You Create Trust When Your Actions Mirror Your Words
People trust you when your actions confirm the words you say. As Mahatma Gandhi so simply and sharply put it, “action expresses priorities.” Actions show truth and authenticity – even the action of doing nothing.
Actions can either support your words or contradict them. Your words are more trustworthy if they’re accompanied by actions that point in the same direction and show the same intention. When they support what you say, you show that the desires, promises, apologies, and intentions you express are true. This creates trust and allows you to relax because you don’t always have to be on alert.
You might especially identify with this if you easily trust those who are important to you. You trust them based on the consistency between what they say and what they do for you. You don’t have to keep asking them to follow through because their words are enough. Or perhaps you’re thinking of those friends who aren’t very emotionally expressive, but who have shown that they’re always there by your side.
Trust is created when actions confirm words
And then there are those people who you trust blindly because they say such beautiful things. People who love to make promises, but then later show that they can’t keep them.
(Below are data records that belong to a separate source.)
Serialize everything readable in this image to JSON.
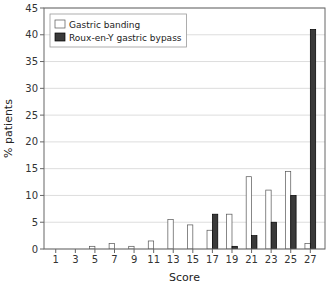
{
  "chart_data": {
    "type": "bar",
    "x": [
      1,
      3,
      5,
      7,
      9,
      11,
      13,
      15,
      17,
      19,
      21,
      23,
      25,
      27
    ],
    "series": [
      {
        "name": "Gastric banding",
        "color": "#ffffff",
        "values": [
          0,
          0,
          0.5,
          1.0,
          0.5,
          1.5,
          5.5,
          4.5,
          3.5,
          6.5,
          13.5,
          11.0,
          14.5,
          1.0
        ]
      },
      {
        "name": "Roux-en-Y gastric bypass",
        "color": "#3a3a3a",
        "values": [
          0,
          0,
          0,
          0,
          0,
          0,
          0,
          0,
          6.5,
          0.5,
          2.5,
          5.0,
          10.0,
          41.0
        ]
      }
    ],
    "xlabel": "Score",
    "ylabel": "% patients",
    "xlim": [
      -0.2,
      28.5
    ],
    "xticks": [
      1,
      3,
      5,
      7,
      9,
      11,
      13,
      15,
      17,
      19,
      21,
      23,
      25,
      27
    ],
    "ylim": [
      0,
      45
    ],
    "yticks": [
      0,
      5,
      10,
      15,
      20,
      25,
      30,
      35,
      40,
      45
    ],
    "grid": true,
    "legend": "upper left"
  }
}
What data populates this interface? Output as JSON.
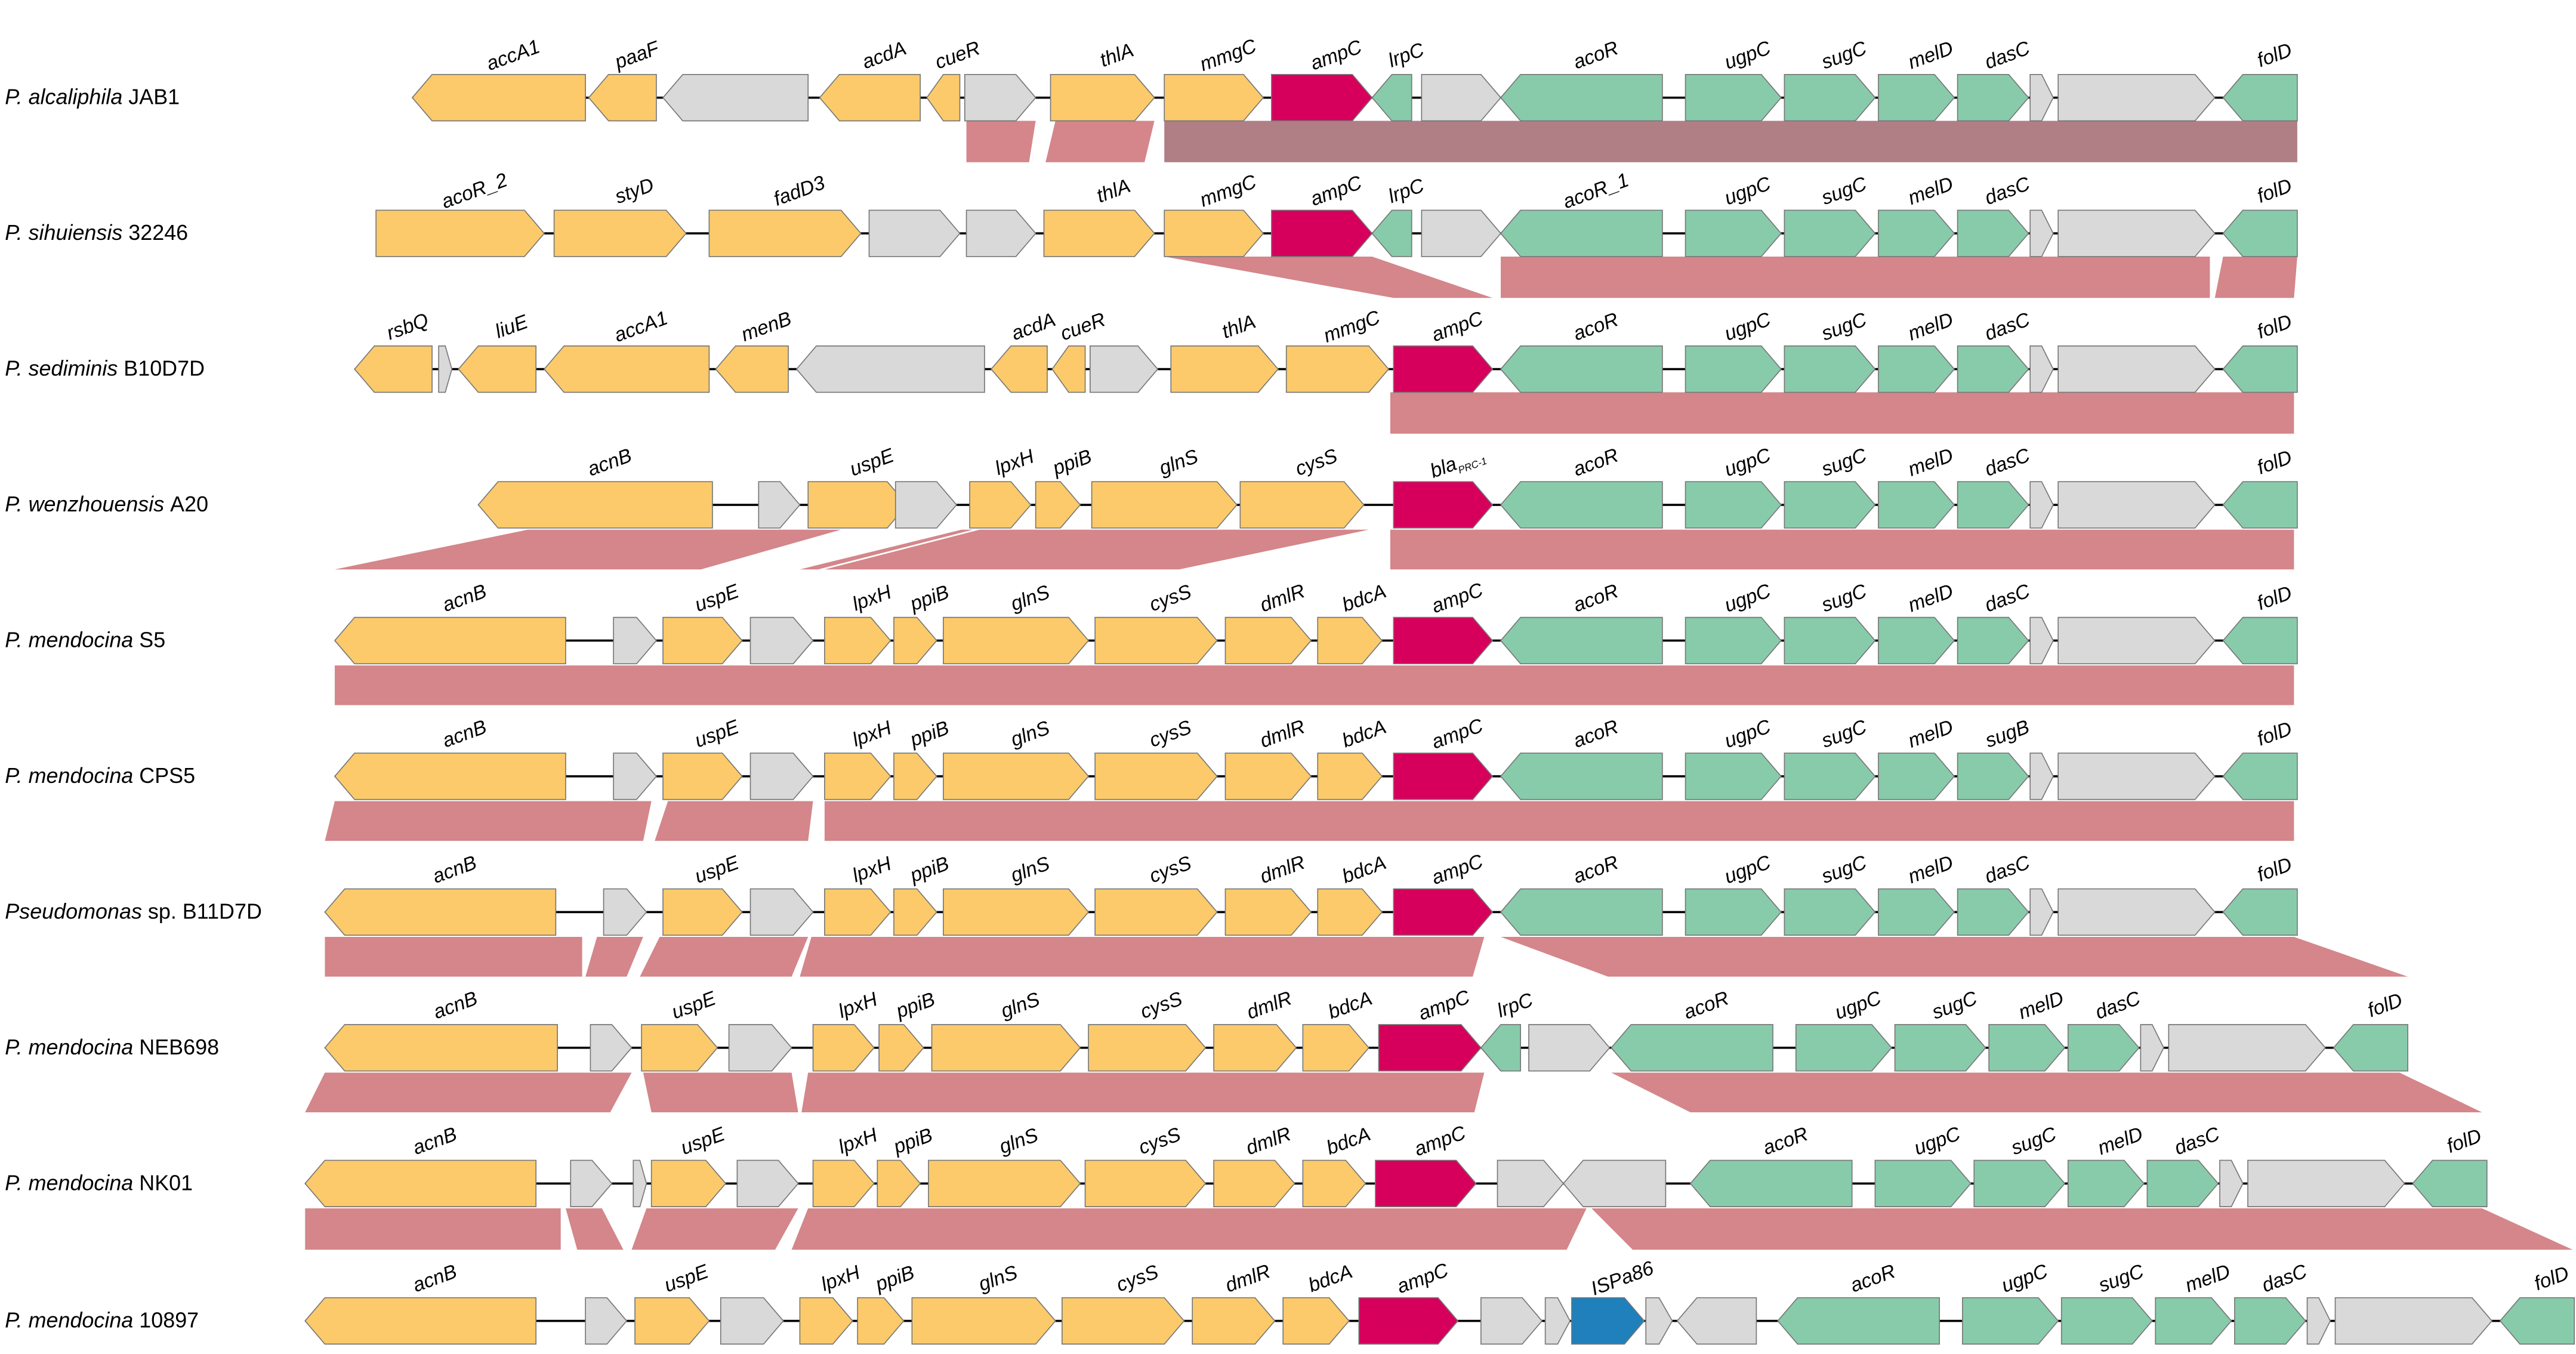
{
  "rows": [
    {
      "species": "P. alcaliphila",
      "strain": "JAB1",
      "genes": [
        "accA1",
        "paaF",
        "acdA",
        "cueR",
        "thlA",
        "mmgC",
        "ampC",
        "lrpC",
        "acoR",
        "ugpC",
        "sugC",
        "melD",
        "dasC",
        "folD"
      ]
    },
    {
      "species": "P. sihuiensis",
      "strain": "32246",
      "genes": [
        "acoR_2",
        "styD",
        "fadD3",
        "thlA",
        "mmgC",
        "ampC",
        "lrpC",
        "acoR_1",
        "ugpC",
        "sugC",
        "melD",
        "dasC",
        "folD"
      ]
    },
    {
      "species": "P. sediminis",
      "strain": "B10D7D",
      "genes": [
        "rsbQ",
        "liuE",
        "accA1",
        "menB",
        "acdA",
        "cueR",
        "thlA",
        "mmgC",
        "ampC",
        "acoR",
        "ugpC",
        "sugC",
        "melD",
        "dasC",
        "folD"
      ]
    },
    {
      "species": "P. wenzhouensis",
      "strain": "A20",
      "genes": [
        "acnB",
        "uspE",
        "lpxH",
        "ppiB",
        "glnS",
        "cysS",
        {
          "name": "bla",
          "subscript": "PRC-1"
        },
        "acoR",
        "ugpC",
        "sugC",
        "melD",
        "dasC",
        "folD"
      ]
    },
    {
      "species": "P. mendocina",
      "strain": "S5",
      "genes": [
        "acnB",
        "uspE",
        "lpxH",
        "ppiB",
        "glnS",
        "cysS",
        "dmlR",
        "bdcA",
        "ampC",
        "acoR",
        "ugpC",
        "sugC",
        "melD",
        "dasC",
        "folD"
      ]
    },
    {
      "species": "P. mendocina",
      "strain": "CPS5",
      "genes": [
        "acnB",
        "uspE",
        "lpxH",
        "ppiB",
        "glnS",
        "cysS",
        "dmlR",
        "bdcA",
        "ampC",
        "acoR",
        "ugpC",
        "sugC",
        "melD",
        "sugB",
        "folD"
      ]
    },
    {
      "species": "Pseudomonas",
      "strain": "sp. B11D7D",
      "genes": [
        "acnB",
        "uspE",
        "lpxH",
        "ppiB",
        "glnS",
        "cysS",
        "dmlR",
        "bdcA",
        "ampC",
        "acoR",
        "ugpC",
        "sugC",
        "melD",
        "dasC",
        "folD"
      ]
    },
    {
      "species": "P. mendocina",
      "strain": "NEB698",
      "genes": [
        "acnB",
        "uspE",
        "lpxH",
        "ppiB",
        "glnS",
        "cysS",
        "dmlR",
        "bdcA",
        "ampC",
        "lrpC",
        "acoR",
        "ugpC",
        "sugC",
        "melD",
        "dasC",
        "folD"
      ]
    },
    {
      "species": "P. mendocina",
      "strain": "NK01",
      "genes": [
        "acnB",
        "uspE",
        "lpxH",
        "ppiB",
        "glnS",
        "cysS",
        "dmlR",
        "bdcA",
        "ampC",
        "acoR",
        "ugpC",
        "sugC",
        "melD",
        "dasC",
        "folD"
      ]
    },
    {
      "species": "P. mendocina",
      "strain": "10897",
      "genes": [
        "acnB",
        "uspE",
        "lpxH",
        "ppiB",
        "glnS",
        "cysS",
        "dmlR",
        "bdcA",
        "ampC",
        "ISPa86",
        "acoR",
        "ugpC",
        "sugC",
        "melD",
        "dasC",
        "folD"
      ]
    }
  ]
}
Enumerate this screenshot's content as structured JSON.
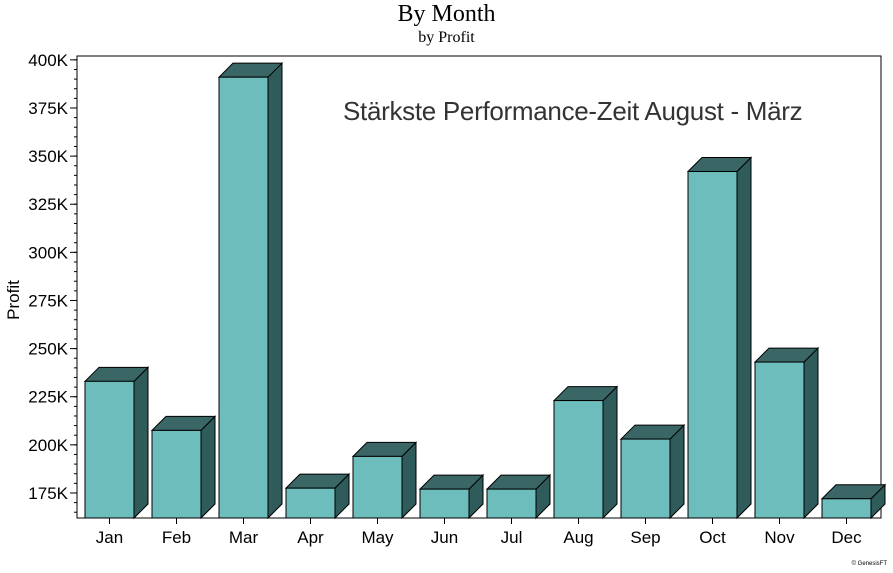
{
  "chart_data": {
    "type": "bar",
    "title": "By Month",
    "subtitle": "by Profit",
    "ylabel": "Profit",
    "xlabel": "",
    "annotation": "Stärkste Performance-Zeit August  - März",
    "copyright": "© GenesisFT",
    "categories": [
      "Jan",
      "Feb",
      "Mar",
      "Apr",
      "May",
      "Jun",
      "Jul",
      "Aug",
      "Sep",
      "Oct",
      "Nov",
      "Dec"
    ],
    "values": [
      233000,
      207500,
      391000,
      177500,
      194000,
      177000,
      177000,
      223000,
      203000,
      342000,
      243000,
      172000
    ],
    "ylim": [
      162000,
      402000
    ],
    "yticks": [
      175000,
      200000,
      225000,
      250000,
      275000,
      300000,
      325000,
      350000,
      375000,
      400000
    ],
    "ytick_labels": [
      "175K",
      "200K",
      "225K",
      "250K",
      "275K",
      "300K",
      "325K",
      "350K",
      "375K",
      "400K"
    ],
    "grid": false,
    "legend": "none",
    "colors": {
      "bar_front": "#6dbdbd",
      "bar_side": "#2f5b5b",
      "bar_top": "#3a6666",
      "outline": "#000000"
    }
  }
}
If words are not accompanied by actions that confirm them, they become fragile. They ruin trust and make it hard to get it back. You can’t trust someone who says one thing and then goes in a completely different direction. But at the same time, your own inability to react also shows what you prioritize in your life.
Think about the people who filled your heart with beautiful and caring words. How could you not want to let yourself be cradled by such beauty and hope? People want to trust – we don’t seek out people who will hurt us. We start to build up walls as the damage accumulates over time, but our true desire is to trust.
Trust brings security and peace
Trust brings security, which we need in order to stay sane. We need consistency. Inconsistency throws us off, makes us insecure, and puts us on constant alert. Therefore, when someone repeatedly breaks our trust, we feel the need to step away.
If we don’t value trust, we’re doomed to being crushed by our relationships over and over again. If we don’t respect ourselves, nobody else will respect us. That’s why it’s important to seriously consider who we offer the beautiful but fragile gift of trust to. Sometimes this is a real act of courage.
Look for people whose actions back up their words. Don’t say things lightly if you’re not completely sure that they mirror your feelings. Don’t make any promises if you think you might not be able to keep them. Ensure that your own words have value. When there’s consistency between what you say and what you do, you inspire trust and security in other people. Not only that, you also avoid the resulting irritating cognitive dissonance on your part.
“He that lives upon hope dies fasting.”
False hopes fill you with air, not substance
Trust and security are fundamental pillars of any significant emotional relationship. You can have a lot of friends, but TRUE friends aren’t so easy to find. You know they’re true friends because they’re always by your side. Because their words and their actions are connected, meaning there’s no insecurity to threaten your relationship. You know that if you have any problems, you’ll face them before betraying your word.
Would you prefer to live with false hope, waiting for actions that will never come, for words that evaporate into thin air as soon as they’re spoken? Or would you prefer the truth, however painful it is, because in the end it’s how the other person feels? Ultimately, truth will always show you the way, not the false hope of a mirage on the horizon.